Allora dissi che mi rincresceva che egli avesse deciso di cambiare argomento così ex-abrupto, perché tale condotta era altamente offensiva per me; ma, date le circostanze, avrei lasciato correre e sarei venuto al fatto. Mi buttai quindi in un’animata discussione con lui sull’eccessiva lunghezza del suo bilancio. Gli dissi che era dispendioso, inutile, mal costruito; non conteneva brani descrittivi, né poesia, né sentimento… né eroi, né trama, né illustrazioni… nemmeno incisioni in legno. Non l’avrebbe letto nessuno, questo era evidente. Lo supplicai di non rovinarsi la reputazione col far pubblicare roba del genere. Se sperava di conquistare un giorno il successo letterario, doveva mettere nei suoi scritti più varietà. Doveva guardarsi dagli aridi dettagli. Dissi che la grande popolarità degli almanacchi era dovuta alle poesie e agli indovinelli, e che qualche indovinello qua e là nel suo bilancio preventivo ne avrebbe facilitato la vendita più di tutte le relazioni sul reddito interno che sarebbe riuscito a metterci dentro. Dissi tutte queste cose in uno spirito di straordinaria benevolenza, e ciononostante il Ministro del Tesoro fu colto da un violento accesso di furia. Arrivò persino a dire che ero un somaro. Mi ricoprì di ingiurie nel modo più implacabile, e disse che, se fossi tornato un’altra volta a impicciarmi degli affari suoi, mi avrebbe buttato dalla finestra. Io dissi che, se non fossi riuscito a farmi trattare col rispetto dovuto alle mie funzioni, avrei preso il cappello e me ne sarei andato; e me ne andai davvero. Si era comportato proprio con un autore esordiente. Questi tipi, quando buttano fuori il loro primo libro, credono sempre di saperne più di tutti gli altri. Nessuno gli può dir niente.
Per tutto il tempo che feci parte del governo parve che non potessi far niente, nelle mie funzioni ufficiali, senza cacciarmi nei guai. Eppure non facevo nulla, non tentavo nulla che non fosse, a mio giudizio, per il bene del paese. Forse era la sensazione irritante dei torti subiti a portarmi a conclusioni errate e nefaste, ma certo mi pareva che il Presidente del Consiglio, il Ministro della Guerra, il Ministro del Tesoro e gli altri miei confrères avessero, fin da principio, cospirato per estromettermi dall’amministrazione. Mentre facevo parte del governo, assistetti a una sola riunione del Consiglio. E quella mi bastò. L’usciere che stava alla porta della Casa Bianca non sembrava molto disposto a introdurmi, finché non gli ebbi chiesto se gli altri membri del Consiglio erano arrivati. Rispose di sì, e io entrai. Erano tutti lì, ma nessuno mi offrì una seggiola. Mi fissavano come se fossi un intruso. Il Presidente disse:
«E voi, signore, chi siete?».
Gli porsi il mio biglietto da visita ed egli lesse: «On. Mark Twain, scrivano del Comitato Senatoriale di Conchiliologia». Poi mi squadrò da capo a piedi, come se non mi avesse mai sentito nominare prima di allora. Il Ministro del Tesoro disse:
«È quel somaro, quel rompiscatole che è venuto a consigliarmi di mettere poesie e indovinelli nel bilancio, come se fosse un almanacco».

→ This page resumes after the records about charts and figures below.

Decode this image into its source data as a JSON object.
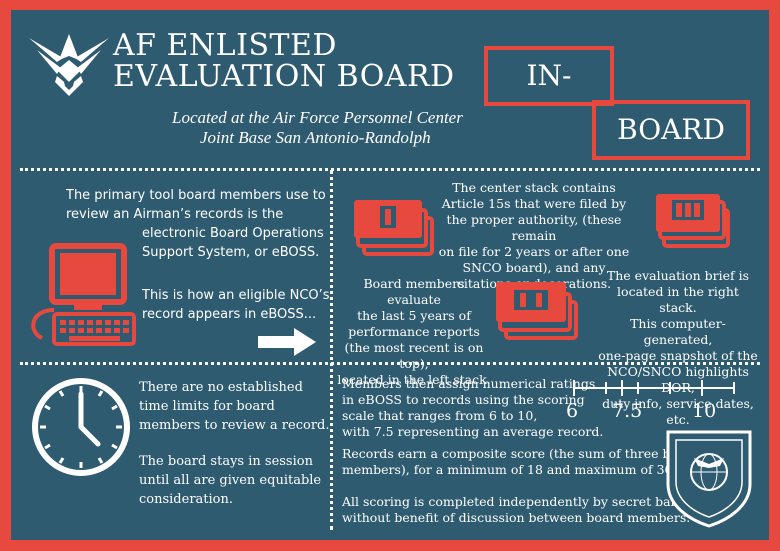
{
  "header": {
    "title_line1": "AF ENLISTED",
    "title_line2": "EVALUATION BOARD",
    "location_line1": "Located at the Air Force Personnel Center",
    "location_line2": "Joint Base San Antonio-Randolph",
    "badge_line1": "IN-",
    "badge_line2": "BOARD",
    "logo_icon": "air-force-symbol-icon"
  },
  "eboss": {
    "p1_l1": "The primary tool board members use to",
    "p1_l2": "review an Airman’s records is the",
    "p1_l3": "electronic Board Operations",
    "p1_l4": "Support System, or eBOSS.",
    "p2_l1": "This is how an eligible NCO’s",
    "p2_l2": "record appears in eBOSS...",
    "computer_icon": "computer-icon",
    "arrow_icon": "arrow-right-icon"
  },
  "stacks": {
    "center_l1": "The center stack contains",
    "center_l2": "Article 15s that were filed by",
    "center_l3": "the proper authority, (these remain",
    "center_l4": "on file for 2 years or after one",
    "center_l5": "SNCO board), and any",
    "center_l6": "citations or decorations.",
    "left_l1": "Board members evaluate",
    "left_l2": "the last 5 years of",
    "left_l3": "performance reports",
    "left_l4": "(the most recent is on top),",
    "left_l5": "located in the left stack.",
    "right_l1": "The evaluation brief is",
    "right_l2": "located in the right stack.",
    "right_l3": "This computer-generated,",
    "right_l4": "one-page snapshot of the",
    "right_l5": "NCO/SNCO highlights DOR,",
    "right_l6": "duty info, service dates, etc."
  },
  "time": {
    "clock_icon": "clock-icon",
    "p1_l1": "There are no established",
    "p1_l2": "time limits for board",
    "p1_l3": "members to review a record.",
    "p2_l1": "The board stays in session",
    "p2_l2": "until all are given equitable",
    "p2_l3": "consideration."
  },
  "scoring": {
    "p1_l1": "Members then assign numerical ratings",
    "p1_l2": "in eBOSS to records using the scoring",
    "p1_l3": "scale that ranges from 6 to 10,",
    "p1_l4": "with 7.5 representing an average record.",
    "scale_min": "6",
    "scale_avg": "7.5",
    "scale_max": "10",
    "p2_l1": "Records earn a composite score (the sum of three board",
    "p2_l2": "members), for a minimum of 18 and maximum of 30.",
    "p3_l1": "All scoring is completed independently by secret ballot,",
    "p3_l2": "without benefit of discussion between board members.",
    "seal_text": "AIR FORCE PERSONNEL CENTER",
    "seal_icon": "afpc-seal-icon"
  },
  "colors": {
    "accent": "#e8493f",
    "panel": "#2e5b70",
    "text": "#ffffff"
  }
}
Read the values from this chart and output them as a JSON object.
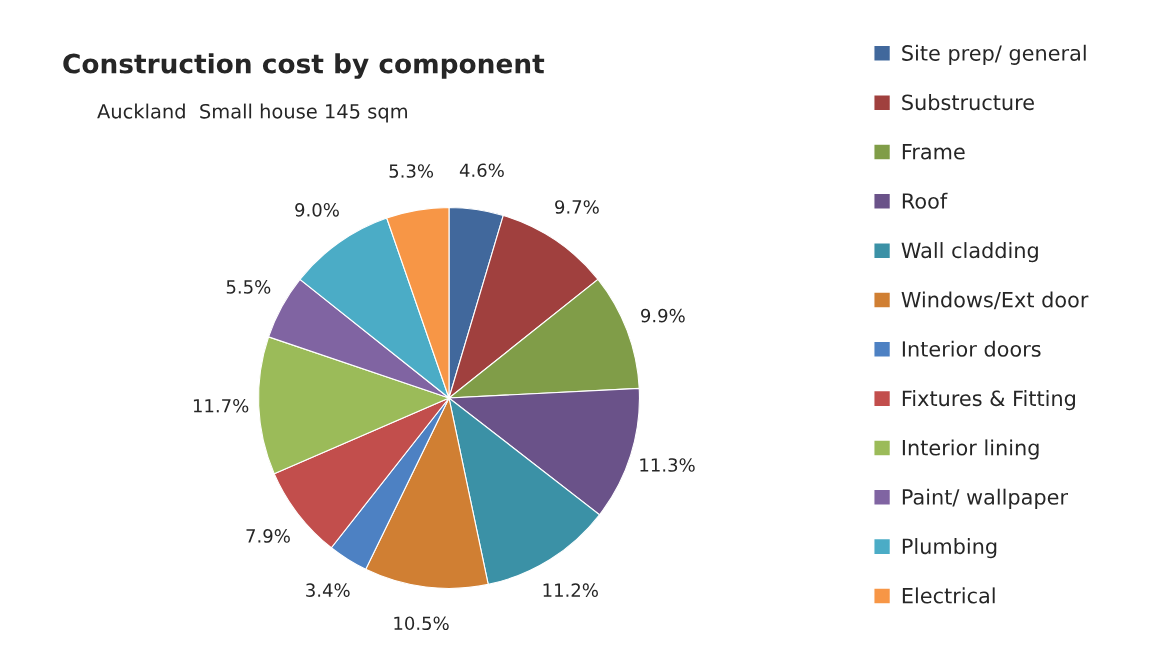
{
  "chart_data": {
    "type": "pie",
    "title": "Construction cost by component",
    "subtitle": "Auckland  Small house 145 sqm",
    "categories": [
      "Site prep/ general",
      "Substructure",
      "Frame",
      "Roof",
      "Wall cladding",
      "Windows/Ext door",
      "Interior doors",
      "Fixtures & Fitting",
      "Interior lining",
      "Paint/ wallpaper",
      "Plumbing",
      "Electrical"
    ],
    "values": [
      4.6,
      9.7,
      9.9,
      11.3,
      11.2,
      10.5,
      3.4,
      7.9,
      11.7,
      5.5,
      9.0,
      5.3
    ],
    "value_labels": [
      "4.6%",
      "9.7%",
      "9.9%",
      "11.3%",
      "11.2%",
      "10.5%",
      "3.4%",
      "7.9%",
      "11.7%",
      "5.5%",
      "9.0%",
      "5.3%"
    ],
    "colors": [
      "#41689c",
      "#a0403e",
      "#809d48",
      "#6a5289",
      "#3b91a6",
      "#d07f33",
      "#4d81c3",
      "#c24e4c",
      "#9bbb59",
      "#8064a2",
      "#4bacc6",
      "#f79646"
    ],
    "legend": "right"
  }
}
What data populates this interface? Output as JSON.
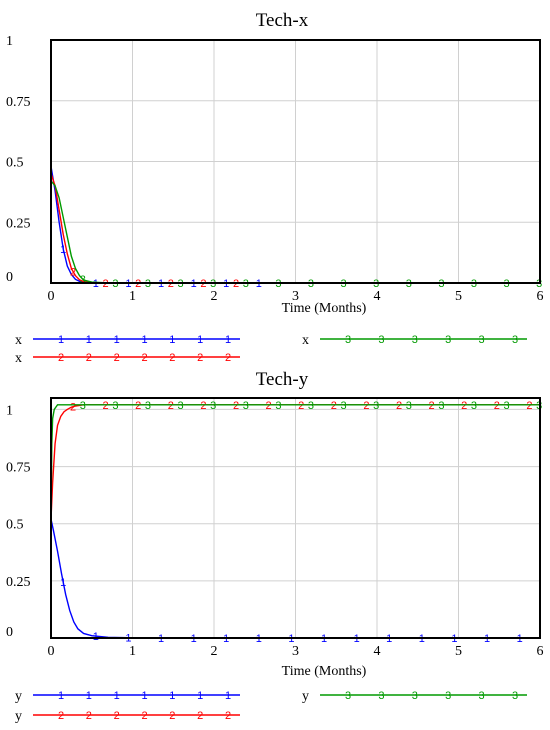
{
  "colors": {
    "series1": "#0000ff",
    "series2": "#ff0000",
    "series3": "#009a00",
    "frame": "#000000",
    "grid": "#d0d0d0"
  },
  "chart_data": [
    {
      "type": "line",
      "title": "Tech-x",
      "xlabel": "Time  (Months)",
      "ylabel": "",
      "xlim": [
        0,
        6
      ],
      "ylim": [
        0,
        1
      ],
      "xticks": [
        "0",
        "1",
        "2",
        "3",
        "4",
        "5",
        "6"
      ],
      "yticks": [
        "0",
        "0.25",
        "0.5",
        "0.75",
        "1"
      ],
      "grid": true,
      "legend_position": "bottom",
      "series": [
        {
          "name": "x",
          "marker": "1",
          "values_x": [
            0,
            0.05,
            0.1,
            0.15,
            0.2,
            0.25,
            0.3,
            0.35,
            0.4,
            0.5,
            0.7,
            1,
            2,
            2.6
          ],
          "values_y": [
            0.48,
            0.38,
            0.25,
            0.14,
            0.07,
            0.035,
            0.015,
            0.007,
            0.003,
            0.001,
            0,
            0,
            0,
            0
          ]
        },
        {
          "name": "x",
          "marker": "2",
          "values_x": [
            0,
            0.05,
            0.1,
            0.15,
            0.2,
            0.25,
            0.3,
            0.35,
            0.4,
            0.5,
            0.7,
            1,
            2,
            2.6
          ],
          "values_y": [
            0.45,
            0.4,
            0.3,
            0.2,
            0.12,
            0.06,
            0.03,
            0.013,
            0.006,
            0.002,
            0,
            0,
            0,
            0
          ]
        },
        {
          "name": "x",
          "marker": "3",
          "values_x": [
            0,
            0.05,
            0.1,
            0.15,
            0.2,
            0.25,
            0.3,
            0.35,
            0.4,
            0.5,
            0.7,
            1,
            2,
            3,
            6
          ],
          "values_y": [
            0.42,
            0.4,
            0.35,
            0.27,
            0.19,
            0.11,
            0.06,
            0.03,
            0.012,
            0.004,
            0,
            0,
            0,
            0,
            0
          ]
        }
      ]
    },
    {
      "type": "line",
      "title": "Tech-y",
      "xlabel": "Time  (Months)",
      "ylabel": "",
      "xlim": [
        0,
        6
      ],
      "ylim": [
        0,
        1.05
      ],
      "xticks": [
        "0",
        "1",
        "2",
        "3",
        "4",
        "5",
        "6"
      ],
      "yticks": [
        "0",
        "0.25",
        "0.5",
        "0.75",
        "1"
      ],
      "grid": true,
      "legend_position": "bottom",
      "series": [
        {
          "name": "y",
          "marker": "1",
          "values_x": [
            0,
            0.03,
            0.08,
            0.13,
            0.18,
            0.23,
            0.28,
            0.33,
            0.4,
            0.5,
            0.7,
            1,
            2,
            3,
            6
          ],
          "values_y": [
            0.52,
            0.47,
            0.38,
            0.28,
            0.19,
            0.12,
            0.07,
            0.04,
            0.02,
            0.01,
            0.003,
            0.001,
            0,
            0,
            0
          ]
        },
        {
          "name": "y",
          "marker": "2",
          "values_x": [
            0,
            0.02,
            0.05,
            0.08,
            0.12,
            0.16,
            0.2,
            0.25,
            0.3,
            0.4,
            0.6,
            1,
            6
          ],
          "values_y": [
            0.52,
            0.68,
            0.85,
            0.93,
            0.97,
            0.99,
            1.0,
            1.01,
            1.015,
            1.02,
            1.02,
            1.02,
            1.02
          ]
        },
        {
          "name": "y",
          "marker": "3",
          "values_x": [
            0,
            0.01,
            0.02,
            0.04,
            0.06,
            0.08,
            0.12,
            0.2,
            0.5,
            6
          ],
          "values_y": [
            0.52,
            0.85,
            0.96,
            1.0,
            1.01,
            1.02,
            1.02,
            1.02,
            1.02,
            1.02
          ]
        }
      ]
    }
  ],
  "legends": [
    {
      "label": "x",
      "markers": [
        "1",
        "2",
        "3"
      ]
    },
    {
      "label": "y",
      "markers": [
        "1",
        "2",
        "3"
      ]
    }
  ]
}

Il Ministro della Guerra disse: «È quel visionario che è stato da me ieri con il progetto di istruire a morte parte degli indiani e di massacrarne il resto».
Il Ministro della Marina disse: «Riconosco in questo giovanotto l’individuo che durante la settimana si è ripetutamente impicciato degli affari miei. È preoccupato perché l’ammiraglio Farragut adopera tutta una flotta per una gita di piacere, come lui la definisce. La sua proposta di una certa insensata gita di piacere con una zattera è tanto assurda che non val la pena di parlarne».
Io dissi: «Signori, scorgo qui una tendenza a gettare il discredito su ogni atto della mia carriera politica; scorgo altresì una tendenza a estromettermi dai Consigli della nazione. Oggi non mi è stato inviato alcun avviso. È stato per un puro caso che ho appreso che ci sarebbe stata una riunione del Consiglio. Ma sorvoliamo. Tutto ciò che desidero sapere è: questa è una riunione del Consiglio o no?».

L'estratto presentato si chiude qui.